Стоп! А почему она решила, что хотели спасти ее? В чьем футляре лежала Алькина скрипка? В Ленкином! И удалить с репетиции хотели Ленку! Это на Ленкиной скрипке резали струну, приняв ее по ошибке за Алькину. Знал бы Копчевский, что он случайно спас Альке жизнь, заставив ее положить инструмент в чужой футляр!
А Ленка? Неужели, она знала о том, что грозит Альке? Услужливо побежала предлагать запасные струны, видя, что произошла осечка! Конечно, как не побежать, когда через несколько минут на их стулья должен был свалиться смертоносный прожектор!
Не может быть!!! Как она могла? Она же хорошая, Ленка, она же добрая. Любит ее, Альку. Они же год не разлей вода!
Почему, Ленка, почему?
И снова, словно мертвый, компьютерный голос телефона с определителем номера: «Лялечка… флейта…»
У Ленки нет алиби.
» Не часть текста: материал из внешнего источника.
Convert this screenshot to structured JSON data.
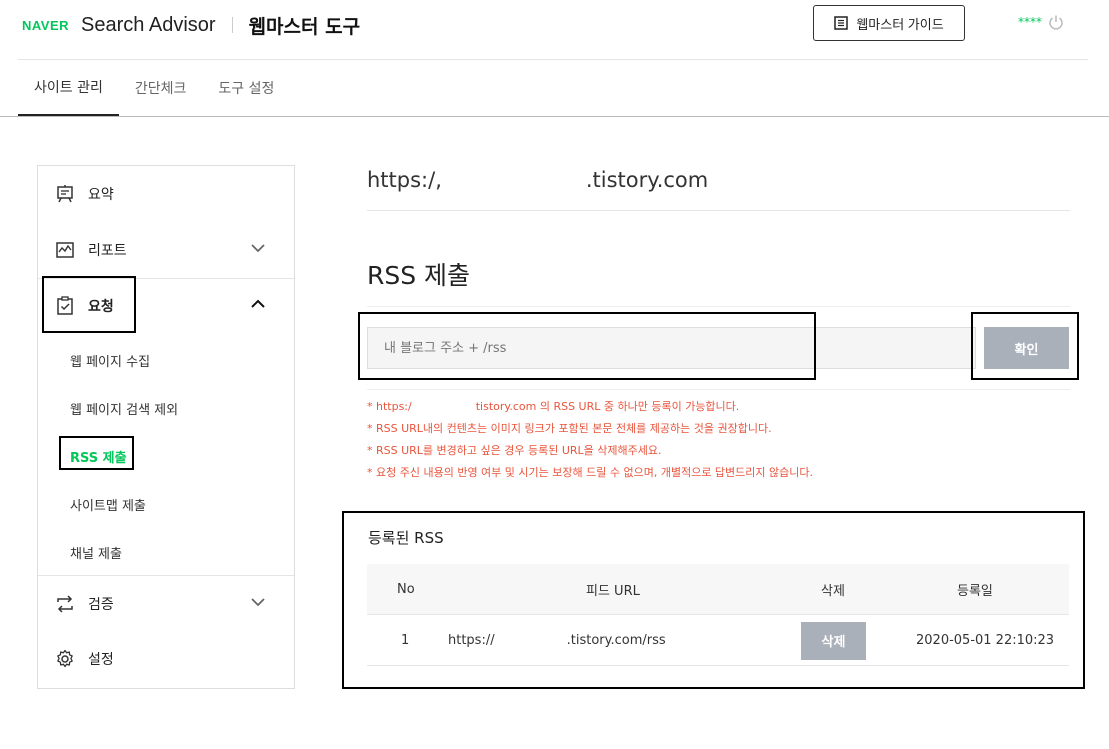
{
  "header": {
    "naver_logo": "NAVER",
    "app_title": "Search Advisor",
    "section_title": "웹마스터 도구",
    "guide_button": "웹마스터 가이드",
    "user_masked": "****"
  },
  "nav": {
    "tabs": [
      {
        "label": "사이트 관리",
        "active": true
      },
      {
        "label": "간단체크",
        "active": false
      },
      {
        "label": "도구 설정",
        "active": false
      }
    ]
  },
  "sidebar": {
    "summary": "요약",
    "report": "리포트",
    "request": "요청",
    "sub_items": [
      "웹 페이지 수집",
      "웹 페이지 검색 제외",
      "RSS 제출",
      "사이트맵 제출",
      "채널 제출"
    ],
    "verify": "검증",
    "settings": "설정"
  },
  "main": {
    "site_url_prefix": "https:/,",
    "site_url_suffix": ".tistory.com",
    "section_title": "RSS 제출",
    "input_placeholder": "내 블로그 주소 + /rss",
    "confirm_button": "확인",
    "notes": {
      "n1_prefix": "* https:/",
      "n1_suffix": "tistory.com 의 RSS URL 중 하나만 등록이 가능합니다.",
      "n2": "* RSS URL내의 컨텐츠는 이미지 링크가 포함된 본문 전체를 제공하는 것을 권장합니다.",
      "n3": "* RSS URL를 변경하고 싶은 경우 등록된 URL을 삭제해주세요.",
      "n4": "* 요청 주신 내용의 반영 여부 및 시기는 보장해 드릴 수 없으며, 개별적으로 답변드리지 않습니다."
    },
    "registered": {
      "title": "등록된 RSS",
      "headers": {
        "no": "No",
        "feed_url": "피드 URL",
        "delete": "삭제",
        "date": "등록일"
      },
      "rows": [
        {
          "no": "1",
          "url_prefix": "https://",
          "url_suffix": ".tistory.com/rss",
          "delete_label": "삭제",
          "date": "2020-05-01 22:10:23"
        }
      ]
    }
  },
  "colors": {
    "brand_green": "#03c75a",
    "note_red": "#e8553c",
    "button_gray": "#a9b0ba"
  }
}
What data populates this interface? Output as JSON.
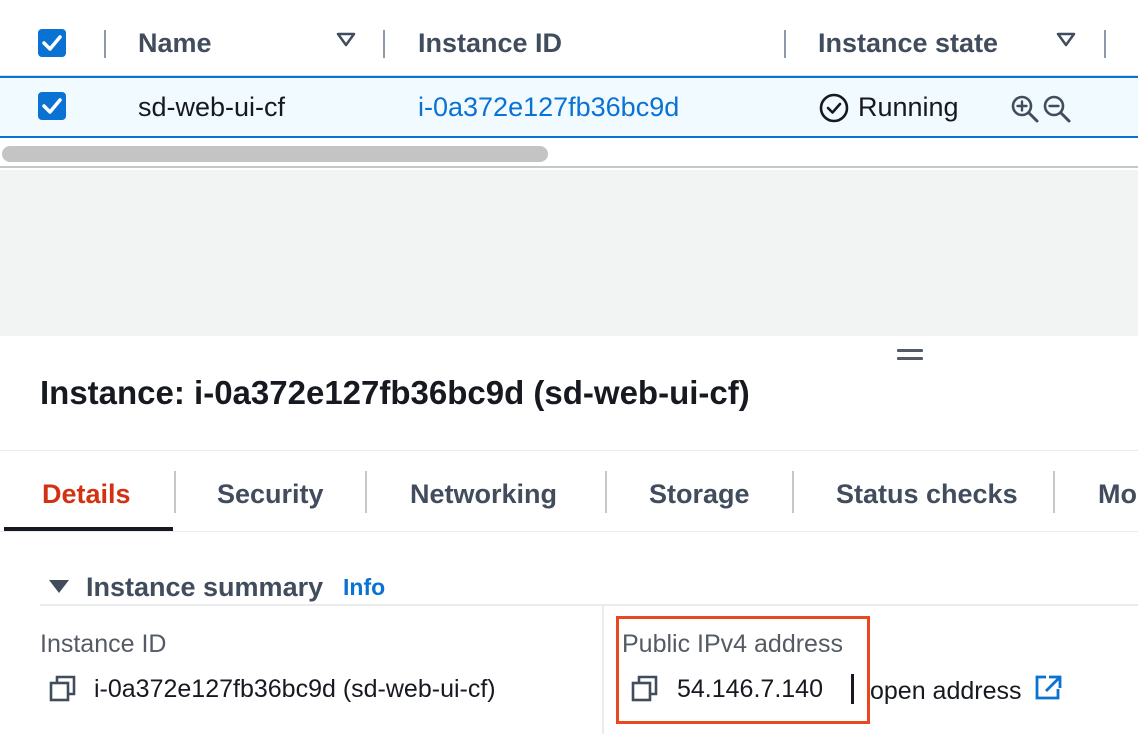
{
  "table": {
    "columns": {
      "name": "Name",
      "instance_id": "Instance ID",
      "instance_state": "Instance state"
    },
    "row": {
      "name": "sd-web-ui-cf",
      "instance_id": "i-0a372e127fb36bc9d",
      "state": "Running"
    }
  },
  "details": {
    "title": "Instance: i-0a372e127fb36bc9d (sd-web-ui-cf)",
    "tabs": [
      {
        "label": "Details"
      },
      {
        "label": "Security"
      },
      {
        "label": "Networking"
      },
      {
        "label": "Storage"
      },
      {
        "label": "Status checks"
      },
      {
        "label": "Mo"
      }
    ],
    "summary": {
      "title": "Instance summary",
      "info_label": "Info",
      "instance_id_label": "Instance ID",
      "instance_id_value": "i-0a372e127fb36bc9d (sd-web-ui-cf)",
      "public_ip_label": "Public IPv4 address",
      "public_ip_value": "54.146.7.140",
      "open_address_label": "open address"
    }
  },
  "colors": {
    "accent": "#0972d3",
    "active_tab": "#d13212",
    "highlight": "#e8481d",
    "selected_row_bg": "#f1faff"
  },
  "icons": {
    "checkbox": "checkmark-icon",
    "sort": "caret-down-icon",
    "status": "check-circle-icon",
    "zoom_in": "zoom-in-icon",
    "zoom_out": "zoom-out-icon",
    "copy": "copy-icon",
    "external": "external-link-icon"
  }
}
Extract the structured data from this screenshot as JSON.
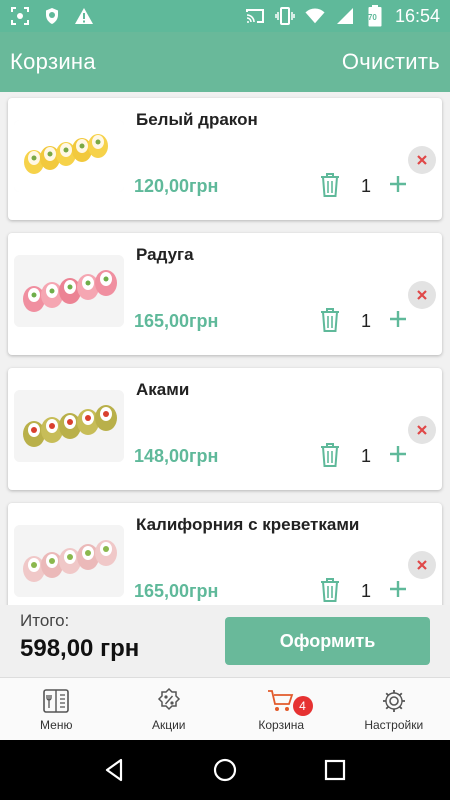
{
  "status_bar": {
    "time": "16:54",
    "battery_level": "70",
    "icons": [
      "screenshot-icon",
      "shield-icon",
      "warning-icon",
      "cast-icon",
      "vibrate-icon",
      "wifi-icon",
      "signal-icon",
      "battery-icon"
    ]
  },
  "header": {
    "title": "Корзина",
    "clear_label": "Очистить"
  },
  "cart": {
    "items": [
      {
        "name": "Белый дракон",
        "price": "120,00грн",
        "qty": "1"
      },
      {
        "name": "Радуга",
        "price": "165,00грн",
        "qty": "1"
      },
      {
        "name": "Аками",
        "price": "148,00грн",
        "qty": "1"
      },
      {
        "name": "Калифорния с креветками",
        "price": "165,00грн",
        "qty": "1"
      }
    ]
  },
  "footer": {
    "total_label": "Итого:",
    "total_value": "598,00 грн",
    "checkout_label": "Оформить"
  },
  "bottom_nav": {
    "items": [
      {
        "label": "Меню",
        "icon": "menu-book-icon"
      },
      {
        "label": "Акции",
        "icon": "discount-icon"
      },
      {
        "label": "Корзина",
        "icon": "cart-icon"
      },
      {
        "label": "Настройки",
        "icon": "gear-icon"
      }
    ],
    "cart_badge": "4"
  },
  "colors": {
    "primary": "#69b99a",
    "status_bar": "#5fb99a",
    "price": "#5fb99a",
    "badge": "#e63232",
    "remove_x": "#e04848"
  }
}
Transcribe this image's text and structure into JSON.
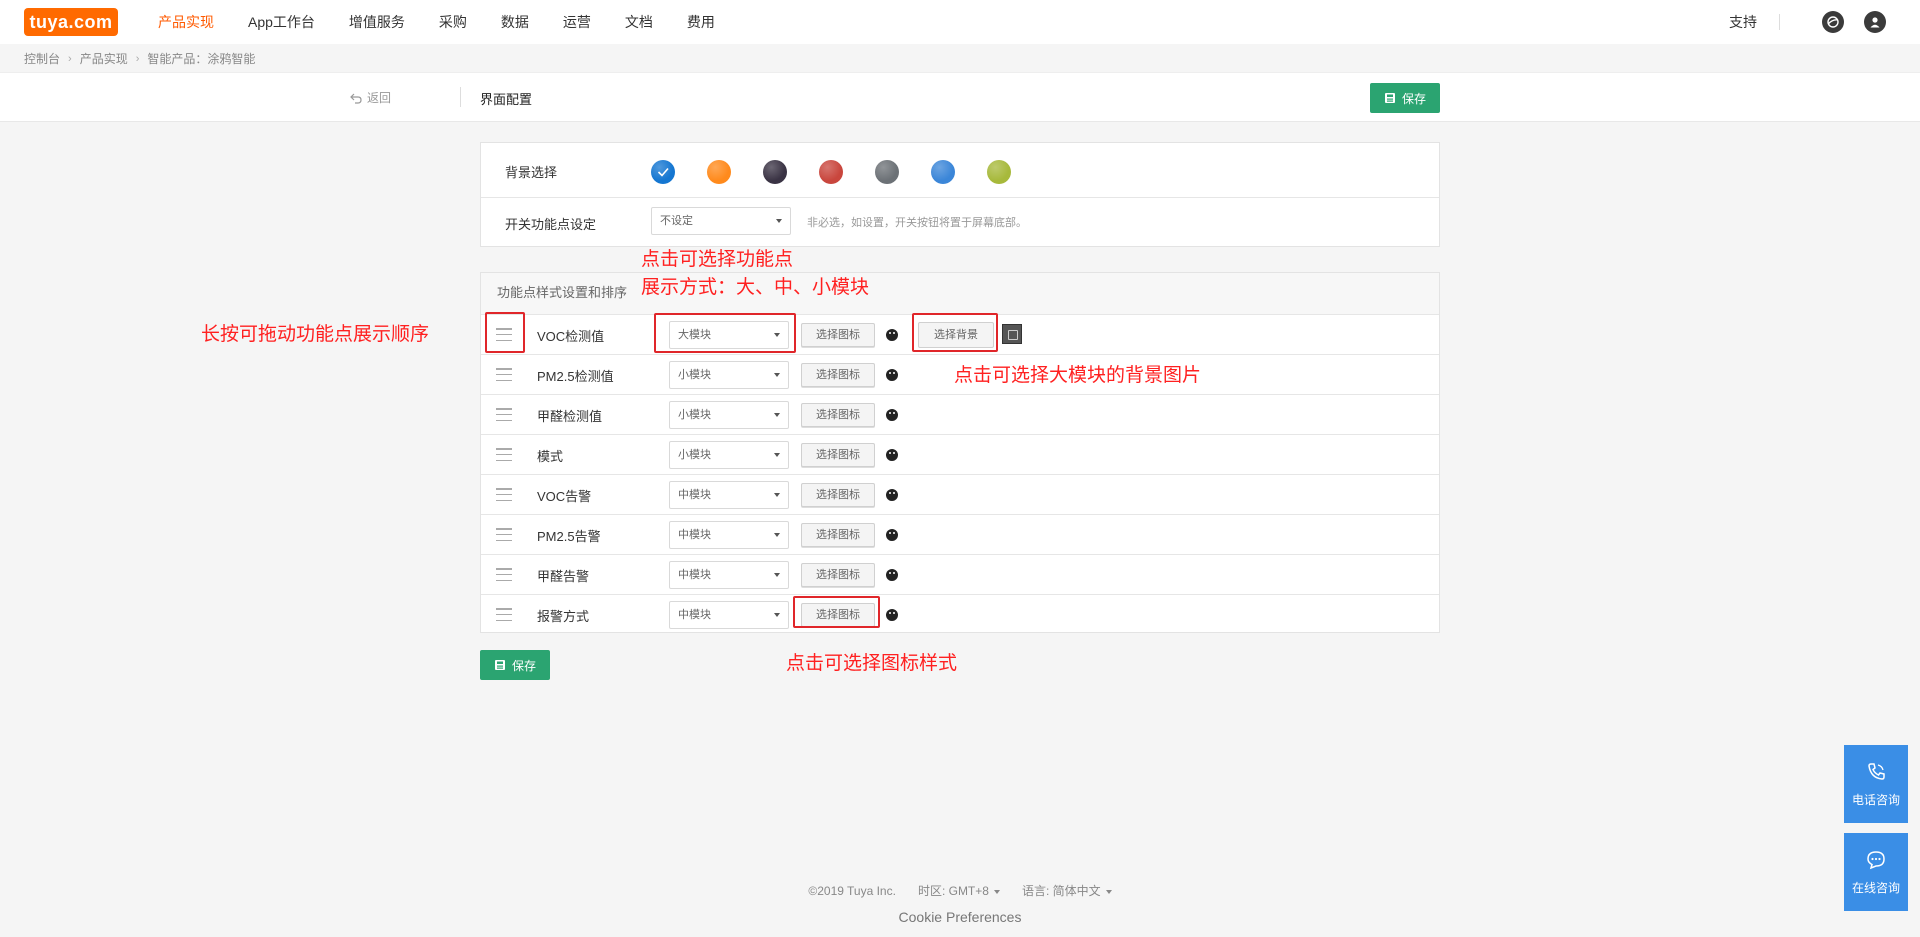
{
  "topnav": {
    "logo": "tuya.com",
    "items": [
      "产品实现",
      "App工作台",
      "增值服务",
      "采购",
      "数据",
      "运营",
      "文档",
      "费用"
    ],
    "active_index": 0,
    "support": "支持"
  },
  "breadcrumb": [
    "控制台",
    "产品实现",
    "智能产品：涂鸦智能"
  ],
  "subheader": {
    "back": "返回",
    "title": "界面配置",
    "save": "保存"
  },
  "background": {
    "label": "背景选择",
    "colors": [
      "#1476d1",
      "#ff8a1c",
      "#3a3344",
      "#c9463d",
      "#6c7176",
      "#3b86d8",
      "#a7b93b"
    ],
    "selected_index": 0
  },
  "switch_point": {
    "label": "开关功能点设定",
    "value": "不设定",
    "hint": "非必选，如设置，开关按钮将置于屏幕底部。"
  },
  "functions": {
    "header": "功能点样式设置和排序",
    "pick_icon_label": "选择图标",
    "pick_bg_label": "选择背景",
    "rows": [
      {
        "name": "VOC检测值",
        "size": "大模块"
      },
      {
        "name": "PM2.5检测值",
        "size": "小模块"
      },
      {
        "name": "甲醛检测值",
        "size": "小模块"
      },
      {
        "name": "模式",
        "size": "小模块"
      },
      {
        "name": "VOC告警",
        "size": "中模块"
      },
      {
        "name": "PM2.5告警",
        "size": "中模块"
      },
      {
        "name": "甲醛告警",
        "size": "中模块"
      },
      {
        "name": "报警方式",
        "size": "中模块"
      }
    ]
  },
  "bottom_save": "保存",
  "annotations": {
    "select_style_line1": "点击可选择功能点",
    "select_style_line2": "展示方式：大、中、小模块",
    "drag": "长按可拖动功能点展示顺序",
    "select_bg": "点击可选择大模块的背景图片",
    "select_icon": "点击可选择图标样式"
  },
  "footer": {
    "copyright": "©2019 Tuya Inc.",
    "timezone": "时区: GMT+8",
    "language": "语言: 简体中文",
    "cookie": "Cookie Preferences"
  },
  "float": {
    "phone": "电话咨询",
    "online": "在线咨询"
  }
}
Это они с Копчевским и Зубцом сами сделали ей алиби, Ленка не была со Славкой, вернее, была с ним только сначала, а потом… Теперь все сходится. Все до мелочей. Она должна была давно догадаться, давно, еще во время первой поездки на дачу. Естественно, у Ленки есть сообщники в оркестре, но Крета убила именно она. Она сама. Вытурила Алика, напоила Славку, дождалась, когда тот заснет, и явилась к Крету. Наверняка тот ждал ее, не запирал дверь. Это она ходила перед номером Павла Тимофеевича, когда Алька шла от Рыбакова. Конечно, Ленка знала прекрасно все привычки своего любовника, знала, что он станет подогревать ванну кипятильником при отсутствии горячей воды. Все должно было получиться виртуозно, никто бы ничего не заподозрил. Классический несчастный случай. Могла ли Ленка предполагать, что Алька тайком побывала у Валеры и уговорила его извиниться перед дирижером?